Link vs deep link
On the web, both are usually just URLs. On mobile, a generic app-opening link may only launch the app, while a deep link opens a specific in-app path.
Formal definition
On the web, a standard link and a deep link are often both URLs that resolve to a path. In mobile, a standard app-opening link may resolve only to the app container, while a deep link carries enough route context to open a specific screen or content path.
Plain-English explanation
For web, the difference is usually small because a normal URL already points to a page path. For mobile, the distinction matters more: a basic link may only open the app, while a deep link can open the exact page inside the app.
Visual journey
Journey: the same branded URL can start both flows, but a basic app-opening link may only launch the app home screen, while a deep link carries the route needed to open the exact in-app destination.
Examples
- A regular web link opens the product homepage in a browser path such as `/pricing`.
- A mobile app-opening link launches the app but may land on the default home screen.
- A deep link opens the product detail screen for a specific item inside the app.
How it works
- On web, the URL itself usually already describes the page path that should open.
- On mobile, the routing layer checks whether the app is installed and whether the device trusts the link association.
- If route data is available, the user can be sent to a specific in-app destination. If not, the app may just open to a default screen or fall back to web or the store.
How Attriax uses it
- Attriax links can preserve marketing context while deciding whether a user should go to web content, a store page, or a specific in-app destination.
- The product helps teams keep one branded link surface even when the destination changes by platform or install state.
- This distinction matters when teams design onboarding, campaign handoff, and fallback behavior.
Questions people ask
Is every web URL already a kind of deep link?

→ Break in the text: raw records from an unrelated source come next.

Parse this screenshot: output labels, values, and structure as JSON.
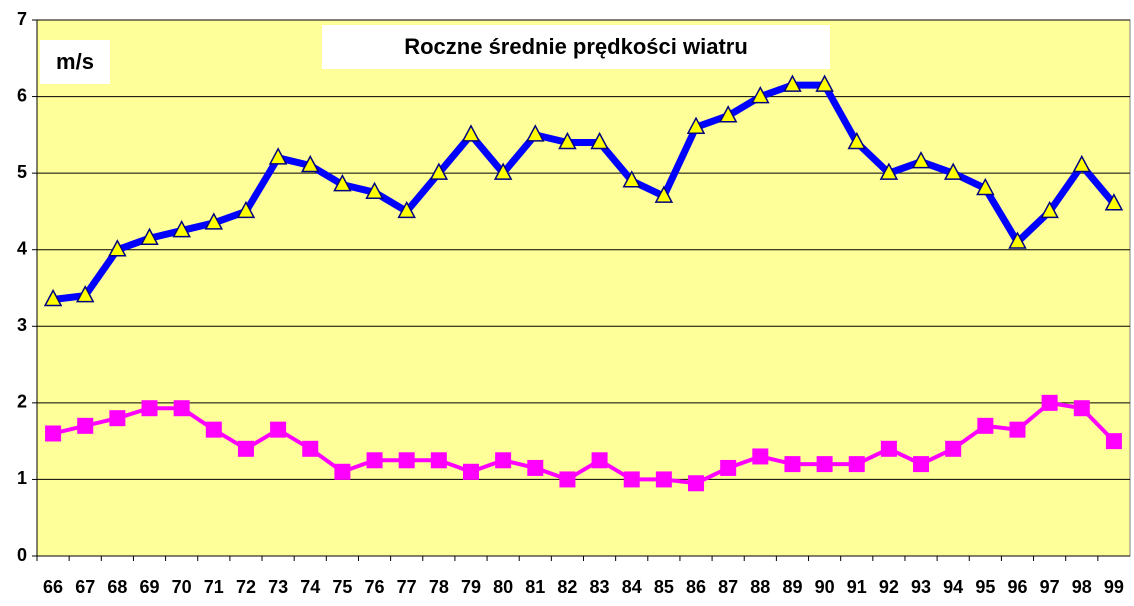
{
  "chart_data": {
    "type": "line",
    "title": "Roczne średnie prędkości wiatru",
    "y_label": "m/s",
    "categories": [
      "66",
      "67",
      "68",
      "69",
      "70",
      "71",
      "72",
      "73",
      "74",
      "75",
      "76",
      "77",
      "78",
      "79",
      "80",
      "81",
      "82",
      "83",
      "84",
      "85",
      "86",
      "87",
      "88",
      "89",
      "90",
      "91",
      "92",
      "93",
      "94",
      "95",
      "96",
      "97",
      "98",
      "99"
    ],
    "series": [
      {
        "color": "#0000ff",
        "marker": "triangle",
        "values": [
          3.35,
          3.4,
          4.0,
          4.15,
          4.25,
          4.35,
          4.5,
          5.2,
          5.1,
          4.85,
          4.75,
          4.5,
          5.0,
          5.5,
          5.0,
          5.5,
          5.4,
          5.4,
          4.9,
          4.7,
          5.6,
          5.75,
          6.0,
          6.15,
          6.15,
          5.4,
          5.0,
          5.15,
          5.0,
          4.8,
          4.1,
          4.5,
          5.1,
          4.6
        ]
      },
      {
        "color": "#ff00ff",
        "marker": "square",
        "values": [
          1.6,
          1.7,
          1.8,
          1.93,
          1.93,
          1.65,
          1.4,
          1.65,
          1.4,
          1.1,
          1.25,
          1.25,
          1.25,
          1.1,
          1.25,
          1.15,
          1.0,
          1.25,
          1.0,
          1.0,
          0.95,
          1.15,
          1.3,
          1.2,
          1.2,
          1.2,
          1.4,
          1.2,
          1.4,
          1.7,
          1.65,
          2.0,
          1.93,
          1.5
        ]
      }
    ],
    "ylim": [
      0,
      7
    ],
    "yticks": [
      0,
      1,
      2,
      3,
      4,
      5,
      6,
      7
    ],
    "grid": true,
    "plot_background": "#ffff99"
  }
}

In everyday web usage, often yes, because a URL already points to a page path. Product teams still use deep link more often for mobile because mobile apps need extra routing context to open a specific in-app screen.
What happens if the app opens but no path is provided?
The app can still launch, but it usually lands on a default screen such as the home page. A deep link adds the route data needed to open the exact screen the campaign intended.